Kuta Beach

Kuta Beach

Sunday, 15 May 2011

Why Australia Needs Class Warfare

With the release of the Federal Budget 2011-12 by Prime Minister Gillard, the opposition Liberal party led by Tony Abbott has accused Gillard of class warfare.

It is my opinion that class warfare in a country is a good and healthy thing, but first let me define what I mean by class warfare. Within any country there is a distribution of wealth and as a result there can be classified different classes of people based on wealth. Within most countries there are poor people, middle-class people, and rich or upper-class people.

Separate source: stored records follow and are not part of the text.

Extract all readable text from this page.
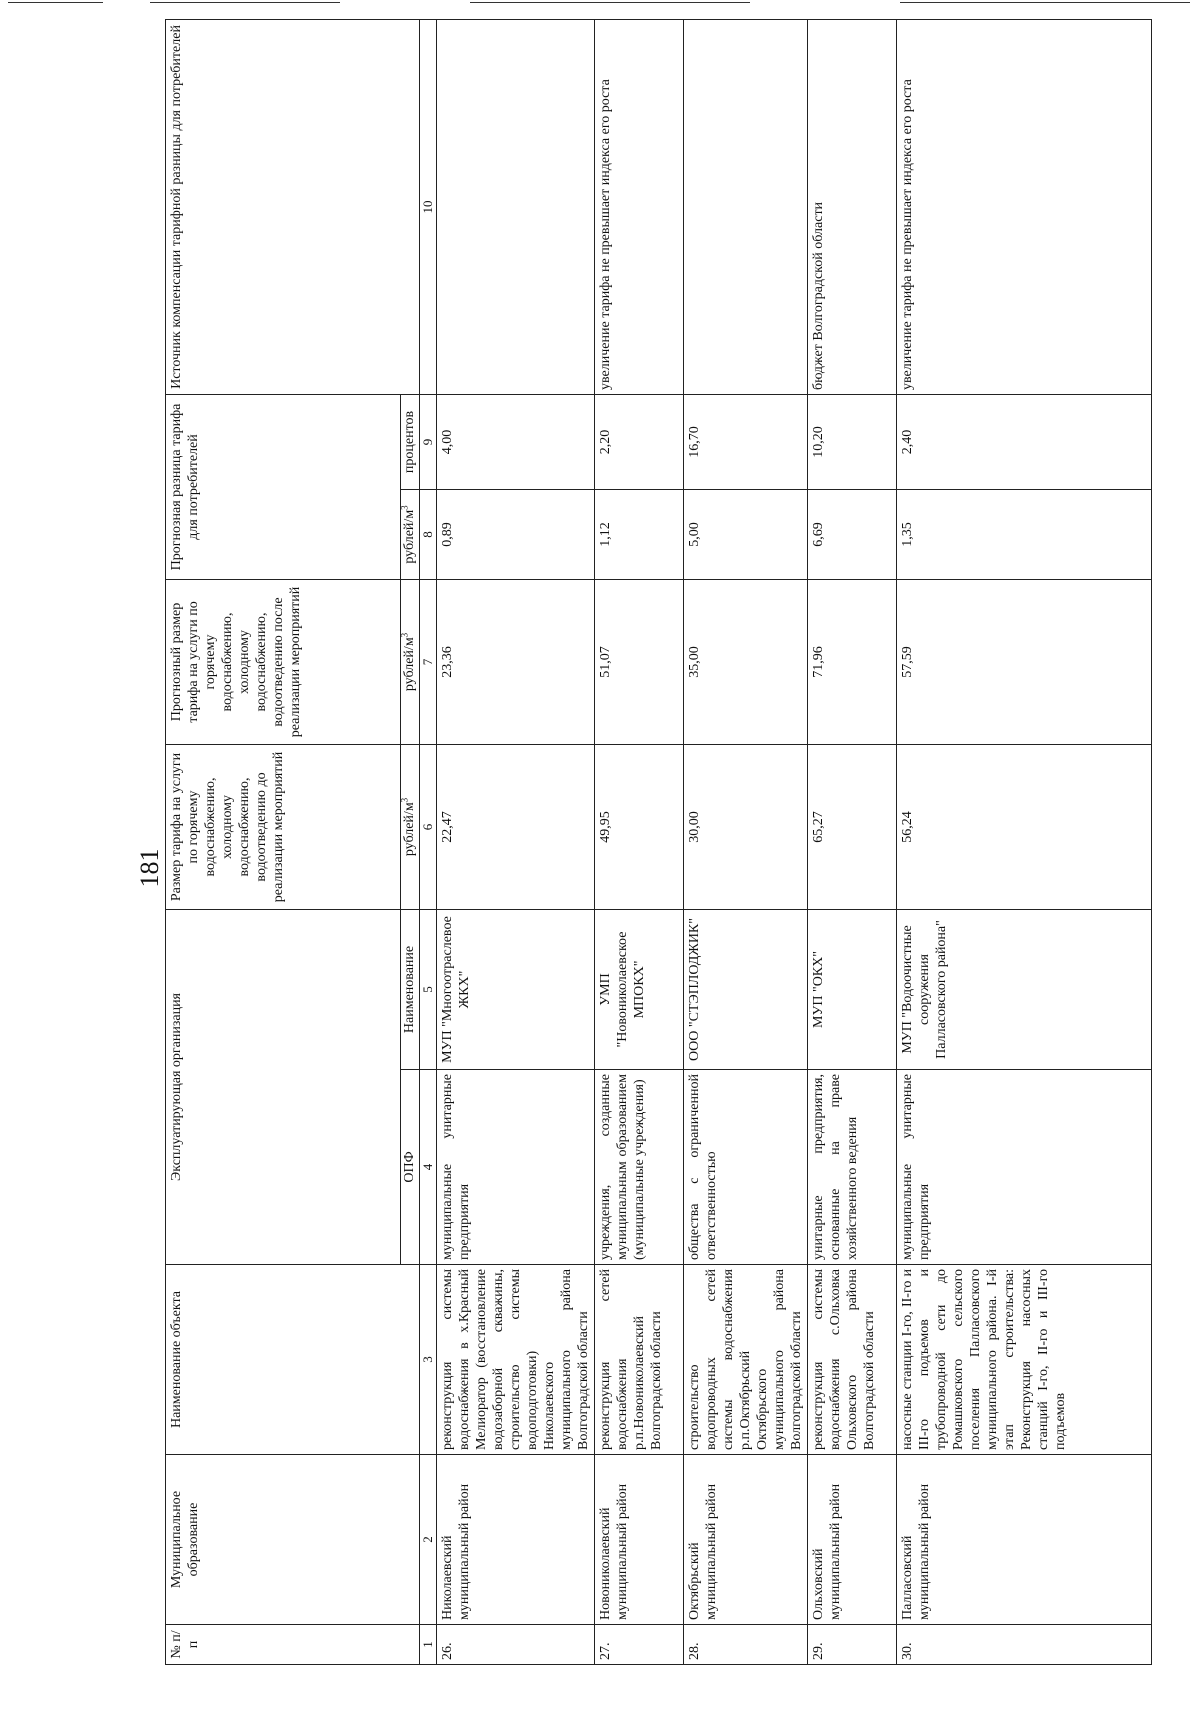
181
№ п/п	Муниципальное образование	Наименование объекта	Эксплуатирующая организация		Размер тарифа на услуги по горячему водоснабжению, холодному водоснабжению, водоотведению до реализации мероприятий	Прогнозный размер тарифа на услуги по горячему водоснабжению, холодному водоснабжению, водоотведению после реализации мероприятий	Прогнозная разница тарифа для потребителей		Источник компенсации тарифной разницы для потребителей
			ОПФ	Наименование	рублей/$м^3$	рублей/$м^3$	рублей/$м^3$	процентов	
1	2	3	4	5	6	7	8	9	10
26.	Николаевский муниципальный район	реконструкция системы водоснабжения в х.Красный Мелиоратор (восстановление водозаборной скважины, строительство системы водоподготовки) Николаевского муниципального района Волгоградской области	муниципальные унитарные предприятия	МУП "Многоотраслевое ЖКХ"	22,47	23,36	0,89	4,00	
27.	Новониколаевский муниципальный район	реконструкция сетей водоснабжения р.п.Новониколаевский Волгоградской области	учреждения, созданные муниципальным образованием (муниципальные учреждения)	УМП "Новониколаевское МПОКХ"	49,95	51,07	1,12	2,20	увеличение тарифа не превышает индекса его роста
28.	Октябрьский муниципальный район	строительство водопроводных сетей системы водоснабжения р.п.Октябрьский Октябрьского муниципального района Волгоградской области	общества с ограниченной ответственностью	ООО "СТЭПЛОДЖИК"	30,00	35,00	5,00	16,70	
29.	Ольховский муниципальный район	реконструкция системы водоснабжения с.Ольховка Ольховского района Волгоградской области	унитарные предприятия, основанные на праве хозяйственного ведения	МУП "ОКХ"	65,27	71,96	6,69	10,20	бюджет Волгоградской области
30.	Палласовский муниципальный район	насосные станции I-го, II-го и III-го подъемов и трубопроводной сети до Ромашковского сельского поселения Палласовского муниципального района. I-й этап строительства: Реконструкция насосных станций I-го, II-го и III-го подъемов	муниципальные унитарные предприятия	МУП "Водоочистные сооружения Палласовского района"	56,24	57,59	1,35	2,40	увеличение тарифа не превышает индекса его роста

Under authoritarian regimes, rich people tend to own slaves and oppress the poor, using them to run their businesses. The democratic system gives poor people a voice through the government, allowing the poor to push back at the rich so that they are not fully enslaved. This is class warfare. When the poor push back, they get benefits like public holidays, sick leave, maternity leave, recreation leave, and a host of other benefits that workers in authoritarian countries don't have.

To ensure that poor people get these benefits, they need to be constantly aware of class divisions and to vote for their own class interests in elections.

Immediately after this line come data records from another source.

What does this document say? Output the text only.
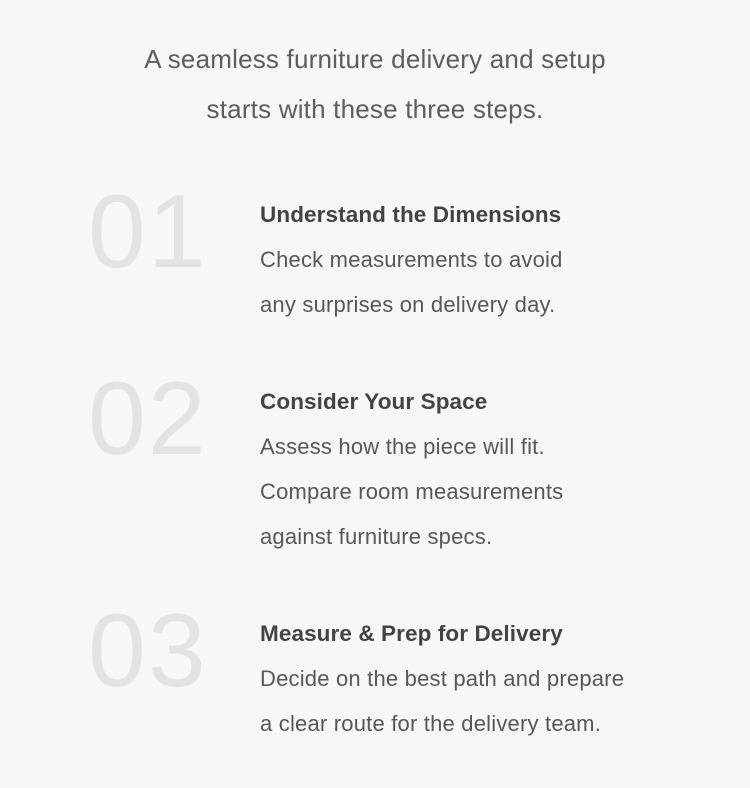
A seamless furniture delivery and setup
starts with these three steps.
01	Understand the Dimensions
Check measurements to avoid
any surprises on delivery day.
02	Consider Your Space
Assess how the piece will fit.
Compare room measurements
against furniture specs.
03	Measure & Prep for Delivery
Decide on the best path and prepare
a clear route for the delivery team.
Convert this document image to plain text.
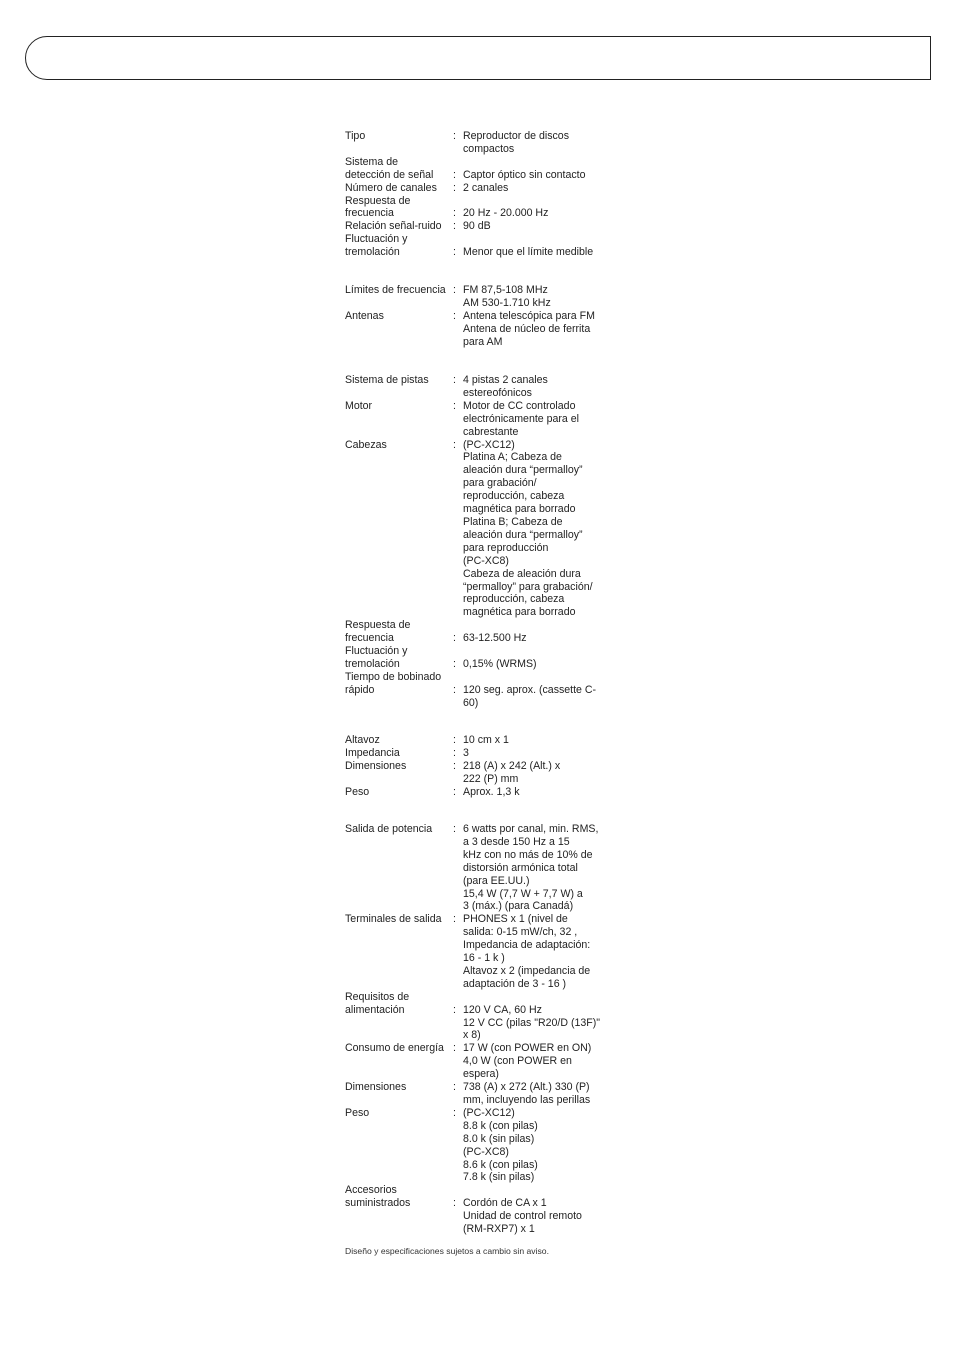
Tipo	: Reproductor de discos
compactos
Sistema de
detección de señal	: Captor óptico sin contacto
Número de canales	: 2 canales
Respuesta de
frecuencia	: 20 Hz - 20.000 Hz
Relación señal-ruido	: 90 dB
Fluctuación y
tremolación	: Menor que el límite medible
Límites de frecuencia : FM 87,5-108 MHz
AM 530-1.710 kHz
Antenas	: Antena telescópica para FM
Antena de núcleo de ferrita
para AM
Sistema de pistas	: 4 pistas 2 canales
estereofónicos
Motor	: Motor de CC controlado
electrónicamente para el
cabrestante
Cabezas	: (PC-XC12)
Platina A; Cabeza de
aleación dura “permalloy”
para grabación/
reproducción, cabeza
magnética para borrado
Platina B; Cabeza de
aleación dura “permalloy”
para reproducción
(PC-XC8)
Cabeza de aleación dura
“permalloy” para grabación/
reproducción, cabeza
magnética para borrado
Respuesta de
frecuencia	: 63-12.500 Hz
Fluctuación y
tremolación	: 0,15% (WRMS)
Tiempo de bobinado
rápido	: 120 seg. aprox. (cassette C-
60)
Altavoz	: 10 cm x 1
Impedancia	: 3
Dimensiones	: 218 (A) x 242 (Alt.) x
222 (P) mm
Peso	: Aprox. 1,3 k
Salida de potencia	: 6 watts por canal, min. RMS,
a 3 desde 150 Hz a 15
kHz con no más de 10% de
distorsión armónica total
(para EE.UU.)
15,4 W (7,7 W + 7,7 W) a
3 (máx.) (para Canadá)
Terminales de salida	: PHONES x 1 (nivel de
salida: 0-15 mW/ch, 32 ,
Impedancia de adaptación:
16 - 1 k )
Altavoz x 2 (impedancia de
adaptación de 3 - 16 )
Requisitos de
alimentación	: 120 V CA, 60 Hz
12 V CC (pilas "R20/D (13F)"
x 8)
Consumo de energía : 17 W (con POWER en ON)
4,0 W (con POWER en
espera)
Dimensiones	: 738 (A) x 272 (Alt.) 330 (P)
mm, incluyendo las perillas
Peso	: (PC-XC12)
8.8 k (con pilas)
8.0 k (sin pilas)
(PC-XC8)
8.6 k (con pilas)
7.8 k (sin pilas)
Accesorios
suministrados	: Cordón de CA x 1
Unidad de control remoto
(RM-RXP7) x 1
Diseño y especificaciones sujetos a cambio sin aviso.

Unfortunately, in many democracies, while the majority of poor people are class conscious, a significant number of poor people actually vote for parties that implement policies that disadvantage them economically. In American following the 9/11 terrorist attacks, 80 per cent of Americans voted kept George Bush in power, allowing him to implement tax cuts to the rich. Under his presidency, public debt soared and the gap between rich and poor accelerated dramatically. In Australia, refugees tried to hop on a boat and come into Australia. The Prime Minister John Howard turned the boat back. His tough stance saw just about everyone, including the poor, vote for him. When he came in, he implemented policies that diverted public money to the rich e.g. by giving tax breaks through superannuation funds, family tax benefits that even high-income households were eligible for, and of course WorkChoices. In countries like Thailand and Cambodia, the leaders there clash in small-scale wars along the border, both leaders afraid of starting an all-out war but both still very willing to talk tough in an effort to appear nationalistic. This tough stance wins votes and distracts the voting population from the immense wealth held by the elite in both countries. The King of Thailand is the wealthiest royal in the world with a net worth of $30 billion, over sixty times higher than the net worth of the Queen of England (around $450 million).

For many centuries, history shows that the rich often use nationalism to win broad support in democratic systems. Once in power, they implement policies that benefit themselves at the expense of the poor. A poor working-class American will continue to be loyal to the rich as long as he views everyone in the world as being either American or non-American. He feels united to his employer, the one who is exploiting him.

Class warfare allows poor people to suddenly realise that there are indeed divisions within countries. Class warfare allows the poor to demand policies that work in their own interests.